Le Mouvement de Réveil de la Jeunesse Congolaise (MRJCO) a réagi vendredi au projet de marche annoncé par la Coalition C64 pour le 22 juillet 2026 au Palais de la Nation. Dans un communiqué signé par son Président National, Me John Mbaya Ntita, le mouvement dénonce une démarche « d’instabilité » et réaffirme que la révision de la Constitution est un droit prévu par la loi fondamentale.
Réagissant aux accusations de « coup d’État constitutionnel », le MRJCO a tenu à faire un rappel juridique
« Le MRJCO rappelle à l’opinion que la révision de la Constitution est une prérogative prévue et encadrée par la Constitution elle-même », indique le communiqué N°025/MRJCO/07/2026.
Le mouvement cite l’article 219 de la Constitution du 18 février 2006 : « l’initiative de la révision constitutionnelle appartient concurremment : 1. Au Président de la République ; 2. Au Gouvernement après délibération en Conseil des ministres ; 3. À chaque Chambre du Parlement à l’initiative de la moitié de ses membres ; 4. À dix mille personnes au moins, de citoyens congolais ».

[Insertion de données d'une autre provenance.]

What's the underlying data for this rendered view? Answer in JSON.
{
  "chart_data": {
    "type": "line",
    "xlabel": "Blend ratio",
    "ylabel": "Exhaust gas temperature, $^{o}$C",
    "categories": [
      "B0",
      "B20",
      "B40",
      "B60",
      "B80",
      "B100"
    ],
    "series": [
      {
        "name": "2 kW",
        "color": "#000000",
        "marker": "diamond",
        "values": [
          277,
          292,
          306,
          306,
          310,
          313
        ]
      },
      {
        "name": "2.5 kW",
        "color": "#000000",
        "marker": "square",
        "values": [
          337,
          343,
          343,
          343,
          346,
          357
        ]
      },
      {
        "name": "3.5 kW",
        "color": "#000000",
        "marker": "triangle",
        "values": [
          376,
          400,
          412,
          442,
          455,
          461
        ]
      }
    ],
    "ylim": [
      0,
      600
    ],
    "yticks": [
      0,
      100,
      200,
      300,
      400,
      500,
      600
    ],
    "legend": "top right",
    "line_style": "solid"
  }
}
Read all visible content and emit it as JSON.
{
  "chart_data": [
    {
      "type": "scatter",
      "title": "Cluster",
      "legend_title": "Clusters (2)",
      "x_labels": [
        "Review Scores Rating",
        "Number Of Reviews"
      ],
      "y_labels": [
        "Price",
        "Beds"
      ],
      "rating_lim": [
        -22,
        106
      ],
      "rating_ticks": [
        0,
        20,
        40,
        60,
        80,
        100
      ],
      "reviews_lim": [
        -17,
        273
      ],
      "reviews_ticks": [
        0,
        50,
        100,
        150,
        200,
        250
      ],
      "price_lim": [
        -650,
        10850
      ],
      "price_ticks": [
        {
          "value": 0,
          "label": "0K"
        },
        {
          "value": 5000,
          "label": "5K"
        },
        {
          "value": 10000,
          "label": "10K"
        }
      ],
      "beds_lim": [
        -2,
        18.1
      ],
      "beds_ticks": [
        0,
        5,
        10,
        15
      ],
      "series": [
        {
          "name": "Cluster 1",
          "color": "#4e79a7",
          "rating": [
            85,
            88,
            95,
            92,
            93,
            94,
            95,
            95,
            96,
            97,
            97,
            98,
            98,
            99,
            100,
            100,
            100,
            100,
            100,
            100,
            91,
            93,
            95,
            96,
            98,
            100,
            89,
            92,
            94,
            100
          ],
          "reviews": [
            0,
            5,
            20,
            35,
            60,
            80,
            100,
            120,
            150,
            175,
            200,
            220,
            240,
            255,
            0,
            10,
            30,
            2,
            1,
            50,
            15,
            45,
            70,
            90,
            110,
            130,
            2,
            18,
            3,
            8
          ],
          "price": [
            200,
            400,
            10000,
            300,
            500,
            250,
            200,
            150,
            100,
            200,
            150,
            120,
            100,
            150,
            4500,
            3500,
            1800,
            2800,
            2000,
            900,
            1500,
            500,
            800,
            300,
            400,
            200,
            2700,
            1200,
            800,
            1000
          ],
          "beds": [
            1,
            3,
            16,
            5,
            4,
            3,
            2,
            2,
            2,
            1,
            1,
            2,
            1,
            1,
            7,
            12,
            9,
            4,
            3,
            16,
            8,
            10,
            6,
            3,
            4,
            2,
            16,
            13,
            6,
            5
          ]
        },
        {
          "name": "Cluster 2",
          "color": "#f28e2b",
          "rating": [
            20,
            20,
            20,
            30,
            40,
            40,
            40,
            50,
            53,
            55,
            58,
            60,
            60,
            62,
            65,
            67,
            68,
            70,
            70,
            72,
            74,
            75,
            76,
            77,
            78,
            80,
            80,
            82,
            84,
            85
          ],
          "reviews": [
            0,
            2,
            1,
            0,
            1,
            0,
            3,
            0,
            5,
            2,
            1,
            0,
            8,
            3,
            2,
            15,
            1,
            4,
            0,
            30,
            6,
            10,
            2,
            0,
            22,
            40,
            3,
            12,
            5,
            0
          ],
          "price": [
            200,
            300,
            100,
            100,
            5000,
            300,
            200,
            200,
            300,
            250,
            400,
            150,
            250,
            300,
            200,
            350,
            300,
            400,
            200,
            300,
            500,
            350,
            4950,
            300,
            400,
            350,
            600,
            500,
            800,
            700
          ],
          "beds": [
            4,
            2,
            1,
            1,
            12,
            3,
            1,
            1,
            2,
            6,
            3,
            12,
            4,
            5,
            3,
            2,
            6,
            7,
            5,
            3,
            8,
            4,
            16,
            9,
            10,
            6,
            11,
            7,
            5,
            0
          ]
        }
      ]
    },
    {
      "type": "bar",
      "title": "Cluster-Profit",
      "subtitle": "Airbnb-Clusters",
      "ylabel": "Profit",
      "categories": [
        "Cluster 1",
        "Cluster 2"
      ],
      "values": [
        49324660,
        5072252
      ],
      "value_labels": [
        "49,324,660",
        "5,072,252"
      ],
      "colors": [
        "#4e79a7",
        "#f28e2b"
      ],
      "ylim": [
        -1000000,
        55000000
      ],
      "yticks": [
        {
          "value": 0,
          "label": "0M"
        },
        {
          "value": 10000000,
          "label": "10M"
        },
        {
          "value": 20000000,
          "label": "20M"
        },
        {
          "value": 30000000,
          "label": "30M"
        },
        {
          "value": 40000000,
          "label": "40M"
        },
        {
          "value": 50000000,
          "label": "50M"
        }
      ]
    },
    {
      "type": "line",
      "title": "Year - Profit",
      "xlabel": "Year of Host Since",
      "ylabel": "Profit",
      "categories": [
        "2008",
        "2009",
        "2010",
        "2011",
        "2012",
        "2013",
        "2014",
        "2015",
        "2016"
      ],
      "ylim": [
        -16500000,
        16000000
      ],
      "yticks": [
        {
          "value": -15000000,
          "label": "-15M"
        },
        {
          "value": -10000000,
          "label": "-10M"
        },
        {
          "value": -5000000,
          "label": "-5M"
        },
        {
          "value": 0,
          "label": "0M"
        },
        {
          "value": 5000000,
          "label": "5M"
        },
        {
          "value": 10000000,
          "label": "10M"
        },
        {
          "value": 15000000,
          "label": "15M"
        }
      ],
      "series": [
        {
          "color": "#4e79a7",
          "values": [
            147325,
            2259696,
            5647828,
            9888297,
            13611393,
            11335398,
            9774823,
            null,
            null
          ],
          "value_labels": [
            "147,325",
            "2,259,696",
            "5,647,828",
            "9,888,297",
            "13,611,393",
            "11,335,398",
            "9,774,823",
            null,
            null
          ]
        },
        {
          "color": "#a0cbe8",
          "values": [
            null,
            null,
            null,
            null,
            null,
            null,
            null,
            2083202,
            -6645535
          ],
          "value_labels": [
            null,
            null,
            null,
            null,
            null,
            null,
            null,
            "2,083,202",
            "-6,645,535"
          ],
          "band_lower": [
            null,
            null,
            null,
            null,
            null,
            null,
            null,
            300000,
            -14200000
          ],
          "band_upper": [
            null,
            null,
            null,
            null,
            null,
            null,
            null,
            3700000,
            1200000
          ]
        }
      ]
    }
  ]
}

Pour le MRJCO, « nul ne peut donc empêcher le Président de la République, garant de la Nation en vertu de l’article 69, d’initier une réflexion sur l’adaptation de notre loi fondamentale aux réalités du pays. Parler de ‘coup d’État constitutionnel’ relève de la mauvaise foi et d’une interprétation politicienne ».
Le mouvement précise que le cadre de concertation souhaité devra avoir pour mission de jeter les bases d’une révision constitutionnelle profonde, visant notamment à « élaguer l’article 218 », jugé dangereux car ouvrant la voie à « un abandon ou à un partage de pans entiers de notre souveraineté nationale ».
Le MRJCO fustige avec énergie l’appel à manifester lancé par la C64 au siège de la Présidence
Le mouvement met en garde les organisateurs en invoquant l’article 64 alinéa 2 : « Toute tentative de renversement du régime constitutionnel constitue une infraction imprescriptible contre la nation et l’État. Elle est punie conformément à la loi ».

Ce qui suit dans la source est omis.